I have read some of the responses and agree with some. I absolutely disagree with the idea of taking your personal stuff and putting it in a "locker" or the implication, that for some reason, you are not entitled to have a seat reserved for your time in the park. Which if I may remind some, you paid for. Let me try to write this with as little sarcasm possible for those whom taken issue with your disappointing situation. The concept of spending time at a water park, or any Disney Park, means that you want to absorb yourself in the "magic". At the water park, you enter the park with your swim suits and towels, lotions and beach bags. Your purpose, is to swim, get some rays, relax, swim, get some rays, have fun, etc. You DIDN'T come to the water park, to spend the entire time watching your stuff while everyone else swims, simply because some rude "individual" thinks he/she can push you around.
I am not sure how I would respond exactly, that would depend on my mood and the way the rude people acted towards me when I asked why they took my seat. Some things come to mind however:
- Gathering up my stuff, moving it uncomfortably close to the cabana with my party, and face the chairs directly at the rude people whom took "my" seats. We would then talk to each other about how terrible it is that some people have no manners at all.
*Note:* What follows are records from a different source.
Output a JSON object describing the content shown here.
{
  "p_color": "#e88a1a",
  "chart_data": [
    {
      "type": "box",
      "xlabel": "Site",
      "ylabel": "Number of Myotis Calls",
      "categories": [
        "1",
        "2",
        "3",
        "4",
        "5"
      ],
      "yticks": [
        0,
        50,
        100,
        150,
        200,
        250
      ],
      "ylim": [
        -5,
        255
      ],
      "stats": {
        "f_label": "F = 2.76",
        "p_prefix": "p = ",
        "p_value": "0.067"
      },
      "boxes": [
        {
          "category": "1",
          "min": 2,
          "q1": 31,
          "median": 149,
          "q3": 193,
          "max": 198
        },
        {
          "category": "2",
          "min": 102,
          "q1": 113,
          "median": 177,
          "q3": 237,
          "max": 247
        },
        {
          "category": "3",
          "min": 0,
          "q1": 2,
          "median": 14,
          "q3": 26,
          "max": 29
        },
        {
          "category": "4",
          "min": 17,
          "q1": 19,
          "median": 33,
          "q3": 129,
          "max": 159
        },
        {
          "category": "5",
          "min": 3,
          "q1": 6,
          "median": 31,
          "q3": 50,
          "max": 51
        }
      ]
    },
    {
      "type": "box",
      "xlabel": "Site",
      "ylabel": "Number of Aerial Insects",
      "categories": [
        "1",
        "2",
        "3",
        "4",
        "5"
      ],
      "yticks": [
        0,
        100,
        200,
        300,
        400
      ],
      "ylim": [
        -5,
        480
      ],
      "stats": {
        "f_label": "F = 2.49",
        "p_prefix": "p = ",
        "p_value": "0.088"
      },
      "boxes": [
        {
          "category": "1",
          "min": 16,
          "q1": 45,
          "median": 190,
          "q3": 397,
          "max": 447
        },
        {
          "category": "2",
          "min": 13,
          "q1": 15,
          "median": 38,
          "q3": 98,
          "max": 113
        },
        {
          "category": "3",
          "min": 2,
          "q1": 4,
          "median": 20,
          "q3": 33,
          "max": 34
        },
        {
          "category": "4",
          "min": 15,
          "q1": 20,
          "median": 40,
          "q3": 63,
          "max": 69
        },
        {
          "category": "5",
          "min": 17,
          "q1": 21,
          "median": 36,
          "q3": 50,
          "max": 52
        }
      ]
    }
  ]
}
Then follow it up by staring at the rude people.
- Taking their things off the table, putting ours back on and putting our seats around the table as they were.
- If I had kids, I would respectfully express my feelings towards the rude people, possibly even instructing my children as how not to act using the rude people as an example of bad behavior. Again, "respectfully".
Problem with most of this is, that it cannot really be resolved without a confrontation. If the rude people did what they did to begin with, they knew at some point, the owners of the items would return and they knew they would have to act rudely to keep the seats that they feel somehow, more entitled to than your family. It's a sad thing.
Fortunately, most people are not jerks like these rude people. And don't believe some of the folks giving you grief on this thread, I would wager a Disney vacation that they would not act as they suggest you should act in this situation. And honestly, I've been to the parks many many times and have very few bad experiences with people doing things like this and we've never had anything taken. I won't even tell you how crazy the idea of taking your towel and putting it in a locker is. I think some folks simply write things without thinking them through.
As a diehard Disney fan and patron, allow me to apologize for the rude behavior of a very few and for any grief you've taken by telling us all about it. Then again, as I stated at the start, you're a better person than I. I would not have acted as well as you did.